I'll give a little background on my study. It is a non-inferiority study. We have to show that treatment A is non-inferior to treatment B with a delta acceptability margin of -2 for the outcome. The estimated mean for the outcome in the group treatment B is 7 with with a standard deviation of 5.
The null hypothesis is Treatment A is inferior to treatment B ($\mu_A-\mu_B < -2$ the lower limit is less than $-2$)
The alternative hypothesis is that Treatment A is non-inferior to treatment B ($\mu_A-\mu_B > -2$ the lower limit is greater than $-2$)
I used t.test to compare the two groups:
t.test(mydata$outcome~mydata$traitement)
After comparison we obtained this results
Welch Two Sample t-test data: mydata$outcome by mydata$traitement t = -0.88938, df = 258.81, p-value = 0.3746 alternative hypothesis: true difference in means between group Treatment A and Treatment B is not equal to 0 95 percent confidence interval: -2.133224 0.805804 sample estimates: mean in group Treatment A mean in group Treatment B 8.390977 9.054688 Our confidence interval tell us we did not prove non inferiority, cause its lower limit is $<-2$.
If I understand this p.value is not interpretable. Is it because this p.value represents the p.value of superiority? which can not prove our alternative hypothesis.
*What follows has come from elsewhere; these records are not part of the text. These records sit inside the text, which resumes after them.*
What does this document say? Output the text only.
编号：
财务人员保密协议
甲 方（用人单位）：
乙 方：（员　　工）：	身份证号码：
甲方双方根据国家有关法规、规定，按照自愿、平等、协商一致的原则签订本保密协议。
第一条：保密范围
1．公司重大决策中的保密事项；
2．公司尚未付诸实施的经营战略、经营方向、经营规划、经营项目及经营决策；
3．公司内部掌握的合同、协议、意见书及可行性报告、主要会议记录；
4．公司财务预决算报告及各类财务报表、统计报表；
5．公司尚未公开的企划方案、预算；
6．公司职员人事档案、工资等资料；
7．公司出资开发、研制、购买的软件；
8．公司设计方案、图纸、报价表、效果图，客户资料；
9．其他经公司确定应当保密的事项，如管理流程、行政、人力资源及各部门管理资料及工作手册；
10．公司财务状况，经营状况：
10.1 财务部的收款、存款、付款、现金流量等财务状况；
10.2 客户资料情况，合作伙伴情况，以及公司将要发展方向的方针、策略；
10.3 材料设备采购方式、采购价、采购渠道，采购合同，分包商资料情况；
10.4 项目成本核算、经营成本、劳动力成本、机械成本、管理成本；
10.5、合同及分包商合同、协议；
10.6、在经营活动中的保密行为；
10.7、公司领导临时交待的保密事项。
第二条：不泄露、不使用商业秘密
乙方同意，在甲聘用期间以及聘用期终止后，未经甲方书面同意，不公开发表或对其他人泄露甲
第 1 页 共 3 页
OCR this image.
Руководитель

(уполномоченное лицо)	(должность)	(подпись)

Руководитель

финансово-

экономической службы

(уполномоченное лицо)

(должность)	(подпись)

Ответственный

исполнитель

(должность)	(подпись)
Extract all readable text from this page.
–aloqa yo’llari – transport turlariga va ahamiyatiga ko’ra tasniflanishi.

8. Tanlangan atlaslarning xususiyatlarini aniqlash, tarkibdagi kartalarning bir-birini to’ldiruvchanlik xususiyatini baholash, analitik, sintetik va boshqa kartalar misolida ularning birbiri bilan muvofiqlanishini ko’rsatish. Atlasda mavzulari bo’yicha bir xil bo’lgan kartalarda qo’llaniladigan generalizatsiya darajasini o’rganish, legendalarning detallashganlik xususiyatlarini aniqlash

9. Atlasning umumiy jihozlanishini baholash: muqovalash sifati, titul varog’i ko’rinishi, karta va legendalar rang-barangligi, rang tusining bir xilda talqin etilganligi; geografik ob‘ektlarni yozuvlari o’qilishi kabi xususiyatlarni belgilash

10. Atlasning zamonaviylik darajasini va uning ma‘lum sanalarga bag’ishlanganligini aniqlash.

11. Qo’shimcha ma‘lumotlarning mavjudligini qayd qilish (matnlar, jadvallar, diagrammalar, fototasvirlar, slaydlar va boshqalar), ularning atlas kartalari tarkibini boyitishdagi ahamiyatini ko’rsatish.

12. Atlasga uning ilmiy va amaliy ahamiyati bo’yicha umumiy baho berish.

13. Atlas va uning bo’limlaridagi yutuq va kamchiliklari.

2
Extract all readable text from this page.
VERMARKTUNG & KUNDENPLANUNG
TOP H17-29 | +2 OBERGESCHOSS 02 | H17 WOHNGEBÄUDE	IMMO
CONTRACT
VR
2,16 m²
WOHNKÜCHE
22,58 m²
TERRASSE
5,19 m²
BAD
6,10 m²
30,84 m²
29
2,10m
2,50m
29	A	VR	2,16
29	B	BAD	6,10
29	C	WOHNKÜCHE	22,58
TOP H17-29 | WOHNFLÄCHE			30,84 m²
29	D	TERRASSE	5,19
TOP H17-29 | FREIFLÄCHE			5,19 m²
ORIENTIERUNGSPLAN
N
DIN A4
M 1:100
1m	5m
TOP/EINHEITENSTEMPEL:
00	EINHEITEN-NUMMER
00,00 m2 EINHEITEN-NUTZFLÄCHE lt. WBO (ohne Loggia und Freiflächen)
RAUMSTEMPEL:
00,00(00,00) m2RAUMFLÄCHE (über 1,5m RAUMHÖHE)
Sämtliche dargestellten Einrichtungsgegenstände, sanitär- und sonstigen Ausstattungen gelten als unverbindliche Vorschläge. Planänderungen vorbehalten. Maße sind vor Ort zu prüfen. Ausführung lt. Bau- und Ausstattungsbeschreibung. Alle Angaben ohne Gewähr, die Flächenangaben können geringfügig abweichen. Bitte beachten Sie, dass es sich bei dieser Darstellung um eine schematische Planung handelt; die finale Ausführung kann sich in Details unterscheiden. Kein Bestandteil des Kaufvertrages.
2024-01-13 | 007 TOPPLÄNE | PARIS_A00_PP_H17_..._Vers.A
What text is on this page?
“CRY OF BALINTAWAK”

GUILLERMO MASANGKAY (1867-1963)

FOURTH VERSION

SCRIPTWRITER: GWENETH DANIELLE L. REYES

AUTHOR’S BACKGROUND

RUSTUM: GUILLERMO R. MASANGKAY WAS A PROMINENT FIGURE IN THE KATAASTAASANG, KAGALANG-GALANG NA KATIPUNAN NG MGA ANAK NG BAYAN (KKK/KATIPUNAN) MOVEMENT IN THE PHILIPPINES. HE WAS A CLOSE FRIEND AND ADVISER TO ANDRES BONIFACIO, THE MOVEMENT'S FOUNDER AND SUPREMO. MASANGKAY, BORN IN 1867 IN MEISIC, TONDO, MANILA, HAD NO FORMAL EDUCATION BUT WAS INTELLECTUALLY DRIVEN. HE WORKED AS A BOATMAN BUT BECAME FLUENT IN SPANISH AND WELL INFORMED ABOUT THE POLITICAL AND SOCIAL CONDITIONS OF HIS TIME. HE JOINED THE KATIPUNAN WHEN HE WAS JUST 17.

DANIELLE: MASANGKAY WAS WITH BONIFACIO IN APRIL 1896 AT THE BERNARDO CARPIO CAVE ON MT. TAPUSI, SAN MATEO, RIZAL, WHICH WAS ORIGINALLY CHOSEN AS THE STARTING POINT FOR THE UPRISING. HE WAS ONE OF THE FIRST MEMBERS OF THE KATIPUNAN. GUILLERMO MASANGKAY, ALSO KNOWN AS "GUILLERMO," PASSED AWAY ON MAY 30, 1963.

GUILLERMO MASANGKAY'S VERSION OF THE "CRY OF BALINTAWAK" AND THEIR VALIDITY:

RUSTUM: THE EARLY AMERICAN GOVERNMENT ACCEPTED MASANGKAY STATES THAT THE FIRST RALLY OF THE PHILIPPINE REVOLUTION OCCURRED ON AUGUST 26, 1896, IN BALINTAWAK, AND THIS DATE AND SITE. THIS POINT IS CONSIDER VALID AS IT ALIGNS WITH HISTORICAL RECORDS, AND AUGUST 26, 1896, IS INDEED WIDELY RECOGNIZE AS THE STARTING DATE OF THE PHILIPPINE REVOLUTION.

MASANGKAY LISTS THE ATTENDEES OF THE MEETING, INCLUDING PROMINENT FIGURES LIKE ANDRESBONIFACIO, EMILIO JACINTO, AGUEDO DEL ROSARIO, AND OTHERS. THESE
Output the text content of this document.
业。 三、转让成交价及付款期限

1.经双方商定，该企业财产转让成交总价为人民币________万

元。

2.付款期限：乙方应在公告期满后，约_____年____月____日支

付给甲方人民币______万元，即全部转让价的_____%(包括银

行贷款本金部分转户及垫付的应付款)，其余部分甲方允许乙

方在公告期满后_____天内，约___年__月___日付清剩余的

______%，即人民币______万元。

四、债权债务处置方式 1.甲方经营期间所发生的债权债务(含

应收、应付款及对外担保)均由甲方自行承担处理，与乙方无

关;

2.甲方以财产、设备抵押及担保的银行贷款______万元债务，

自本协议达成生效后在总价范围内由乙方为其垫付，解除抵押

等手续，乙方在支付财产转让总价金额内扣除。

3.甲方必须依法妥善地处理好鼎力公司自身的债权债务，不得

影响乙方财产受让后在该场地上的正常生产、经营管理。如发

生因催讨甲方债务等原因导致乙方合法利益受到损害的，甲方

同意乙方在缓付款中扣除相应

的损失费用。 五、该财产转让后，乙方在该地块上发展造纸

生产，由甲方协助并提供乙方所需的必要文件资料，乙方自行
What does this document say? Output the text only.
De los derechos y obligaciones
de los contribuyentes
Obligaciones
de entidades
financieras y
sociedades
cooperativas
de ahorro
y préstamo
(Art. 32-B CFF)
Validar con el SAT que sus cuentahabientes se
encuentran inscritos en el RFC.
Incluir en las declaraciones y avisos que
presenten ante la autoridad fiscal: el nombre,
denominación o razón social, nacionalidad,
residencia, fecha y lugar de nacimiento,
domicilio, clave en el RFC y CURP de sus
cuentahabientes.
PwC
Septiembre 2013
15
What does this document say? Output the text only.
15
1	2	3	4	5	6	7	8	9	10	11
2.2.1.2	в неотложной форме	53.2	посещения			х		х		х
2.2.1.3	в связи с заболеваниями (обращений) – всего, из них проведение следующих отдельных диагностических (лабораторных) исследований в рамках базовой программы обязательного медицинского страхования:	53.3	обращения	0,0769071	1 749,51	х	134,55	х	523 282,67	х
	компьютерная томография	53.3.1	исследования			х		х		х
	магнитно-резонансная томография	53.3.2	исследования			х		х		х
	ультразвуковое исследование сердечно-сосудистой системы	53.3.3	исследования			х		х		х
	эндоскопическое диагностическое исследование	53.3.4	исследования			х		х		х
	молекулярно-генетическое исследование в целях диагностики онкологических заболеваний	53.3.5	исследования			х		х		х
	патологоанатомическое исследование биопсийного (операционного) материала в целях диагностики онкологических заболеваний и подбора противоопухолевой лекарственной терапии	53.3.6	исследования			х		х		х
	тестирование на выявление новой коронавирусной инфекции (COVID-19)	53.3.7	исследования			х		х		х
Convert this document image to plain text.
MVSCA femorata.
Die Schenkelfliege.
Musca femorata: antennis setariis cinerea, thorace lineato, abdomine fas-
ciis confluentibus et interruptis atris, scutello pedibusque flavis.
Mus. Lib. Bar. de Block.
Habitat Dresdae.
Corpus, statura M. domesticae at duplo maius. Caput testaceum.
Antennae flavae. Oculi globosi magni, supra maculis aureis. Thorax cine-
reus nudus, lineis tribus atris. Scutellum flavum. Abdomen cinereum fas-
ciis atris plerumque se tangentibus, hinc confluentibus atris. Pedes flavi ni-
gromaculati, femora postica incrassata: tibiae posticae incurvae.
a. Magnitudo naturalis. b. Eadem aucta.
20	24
The international guideline recommends mainly the reporting of the confidence interval and much less the p.value in non-inferiority studies (even if the p.value is more and more encouraged in any type of study), but I believe that it is possible to calculate the p.value specific to the non-inferiority study (or am I mistaken?) Is this specific p.value valid? Is there an R function to calculate this p.value? Normally the alternative hypothesis is accepted if this p.value is $<0.05$. Is this the case?